WWF: the new legislative initiative on obligatory reforestation should be improved
The draft federal law “On Amending the Forest Code of the Russian Federation to Improve Forest Reforestation” has been developed by the Ministry of Natural Resources and Environment of Russia according to the Order of the President of Russia on Use, Protection, Conservation and Reforestation of Forests and Trade on Timber Products. The new law will be focused on issues, including reforestation on lands used for development, reconstruction and exploitation of infrastructure and facilities. It will require users of forest lands (according to Articles 43–46 of the Forest Code), to regenerate forests in the region proportionally to a logged area. According to the Government of Russia opinion, ‘adoption of this draft law will help to ensure conservation of forests, improve quality of forest regeneration and create additional jobs in reforestation and afforestation’.

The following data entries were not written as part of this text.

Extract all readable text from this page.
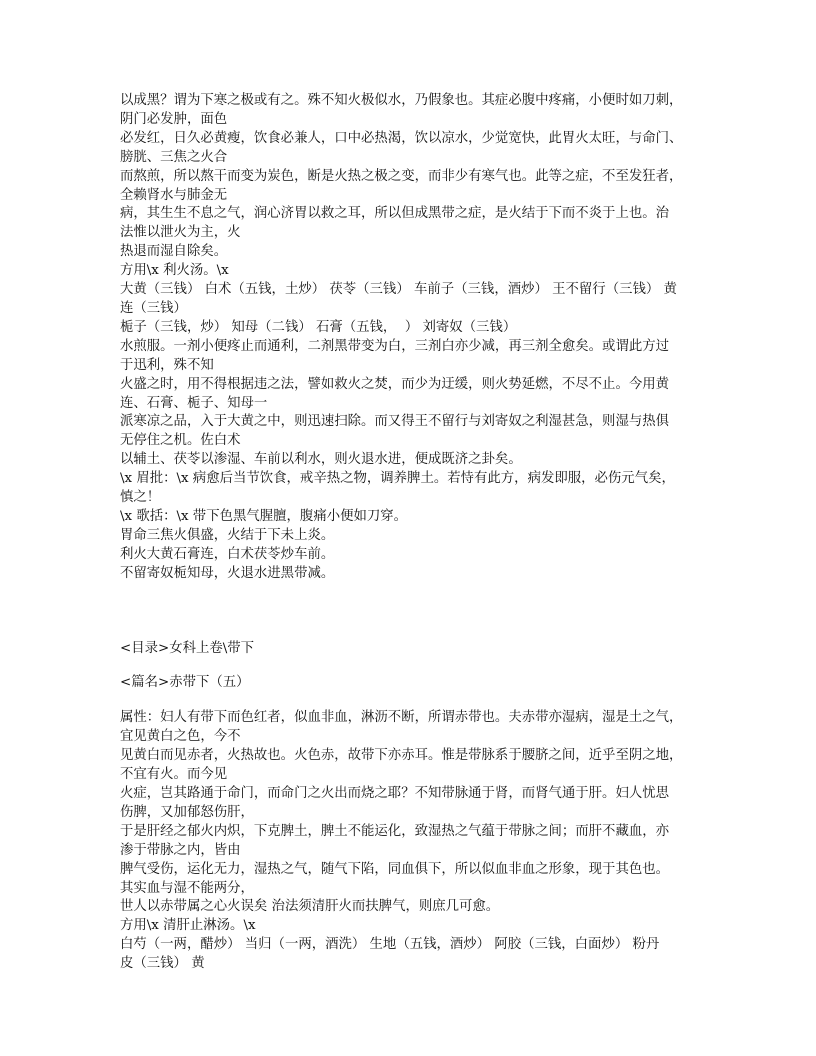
以成黑？谓为下寒之极或有之。殊不知火极似水，乃假象也。其症必腹中疼痛，小便时如刀刺，

阴门必发肿，面色

必发红，日久必黄瘦，饮食必兼人，口中必热渴，饮以凉水，少觉宽快，此胃火太旺，与命门、

膀胱、三焦之火合

而熬煎，所以熬干而变为炭色，断是火热之极之变，而非少有寒气也。此等之症，不至发狂者，

全赖肾水与肺金无

病，其生生不息之气，润心济胃以救之耳，所以但成黑带之症，是火结于下而不炎于上也。治

法惟以泄火为主，火

热退而湿自除矣。

方用\x 利火汤。\x

大黄（三钱） 白术（五钱，土炒） 茯苓（三钱） 车前子（三钱，酒炒） 王不留行（三钱） 黄

连（三钱）

栀子（三钱，炒） 知母（二钱） 石膏（五钱，  ） 刘寄奴（三钱）

水煎服。一剂小便疼止而通利，二剂黑带变为白，三剂白亦少减，再三剂全愈矣。或谓此方过

于迅利，殊不知

火盛之时，用不得根据违之法，譬如救火之焚，而少为迂缓，则火势延燃，不尽不止。今用黄

连、石膏、栀子、知母一

派寒凉之品，入于大黄之中，则迅速扫除。而又得王不留行与刘寄奴之利湿甚急，则湿与热俱

无停住之机。佐白术

以辅土、茯苓以渗湿、车前以利水，则火退水进，便成既济之卦矣。

\x 眉批：\x 病愈后当节饮食，戒辛热之物，调养脾土。若恃有此方，病发即服，必伤元气矣，

慎之！

\x 歌括：\x 带下色黑气腥膻，腹痛小便如刀穿。

胃命三焦火俱盛，火结于下未上炎。

利火大黄石膏连，白术茯苓炒车前。

不留寄奴栀知母，火退水进黑带减。

<目录>女科上卷\带下

<篇名>赤带下（五）

属性：妇人有带下而色红者，似血非血，淋沥不断，所谓赤带也。夫赤带亦湿病，湿是土之气，

宜见黄白之色，今不

见黄白而见赤者，火热故也。火色赤，故带下亦赤耳。惟是带脉系于腰脐之间，近乎至阴之地，

不宜有火。而今见

火症，岂其路通于命门，而命门之火出而烧之耶？不知带脉通于肾，而肾气通于肝。妇人忧思

伤脾，又加郁怒伤肝，

于是肝经之郁火内炽，下克脾土，脾土不能运化，致湿热之气蕴于带脉之间；而肝不藏血，亦

渗于带脉之内，皆由

脾气受伤，运化无力，湿热之气，随气下陷，同血俱下，所以似血非血之形象，现于其色也。

其实血与湿不能两分，

世人以赤带属之心火误矣 治法须清肝火而扶脾气，则庶几可愈。

方用\x 清肝止淋汤。\x

白芍（一两，醋炒） 当归（一两，酒洗） 生地（五钱，酒炒） 阿胶（三钱，白面炒） 粉丹

皮（三钱） 黄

In many cases development of infrastructure changes fire dynamics drastically. According to WWF-Russia’s research in Siberia and in the Russian Far East, probability of a forest fire close to newly developed roads in intact areas is at least 2 times higher compared to roadless areas. Moreover, due to changes in wind, temperature and water regimes in wide belts of forests along new roads and pipelines probability of windfalls and insects outbreaks is much higher.
WWF-Russia suggests to improve the draft law and introduce measures to identify and protect the core areas of intact forest landscapes in addition to new reforestation requirements. This could be achieved through introduction of the National Forest Heritage, which has to be developed according to the Russian Forest Policy (approved in 2013) but never implemented.
In addition to that, environmentalists have doubts that the law under its current version would help to ensure quality of reforestation but rather continue to help the authorities to imitate forest regeneration.
“It is clear that forests are lost through infrastructure development and implementation of mining projects. However, it is not clear where exactly new forest will be planted to ‘compensate’ the loss. It makes no sense to plant forests on burnt or logged areas without further thinning – forests of low quality will eventually come in these areas without artificial regeneration anyways. Other ‘empty’ areas are not available for afforestation in the taiga zone. Moreover, the Federal Forest Agency has reported on 800 000 ha of regenerated forests last year. However, most of these forests are regenerated on paper only. Have our forests become more abundant and better quality? Would it make any difference if some more forests would be regenerated on paper?” asks Nikolay Shmatkov.
Most probably this law is focused mostly on creating opportunities to fund local forest management authorities through oil, gas and energy companies. However, this creates an additional risk of corruption when regional authorities will decide who would get money to grow ‘paper forests’.
“In general, funding forest management using oil and gas money is a very good idea, but only if this money used in something that makes sense, but not to imitate reforestation: planting trees without subsequent tending and thinning. Exactly this has been done in large areas across the country for dozens of years – apparently without any effect on forests. When reforestation is done properly, it should be followed by consumption of grown in secondary forests timber, it is useless otherwise,” notes Nikolay Shmatkov.
WWF-Russia notes that the situation in the forest sector has already been rather critical because of an ineffective legislation. Most importantly, shortage of readily accessible timber resources required by the industry threatens the most ecologically valuable intact forest landscapes and their inhabitants, these territories are already under intensive exploitation by many forest companies because of lack of other available timber sources. Effective reforestation is one of opportunities to overcome the challenge. In long term it may help to provide companies with the required timber and save high conservation value forests from logging.
Environmentalists note that the new draft law has a good potential to make a difference for regions of Russia with low density of forests where even relatively small forest loss due to infrastructure development and mining is critical. “However, even in these areas, as everywhere in Russia, forest would grow naturally everywhere it may physically grow. But planting forest on abandoned agricultural lands is forbidden. That is why a dialogue between the Ministry of Natural Resources and Environment and the Ministry of Agriculture to overcome this bureaucratic barrier would make much more sense and if a legal opportunity to plant forests on abandoned agricultural lands is created that would be a real breakthrough in afforestation in Russia. The new legislative initiative is not the case,” says Nikolay Shmatkov.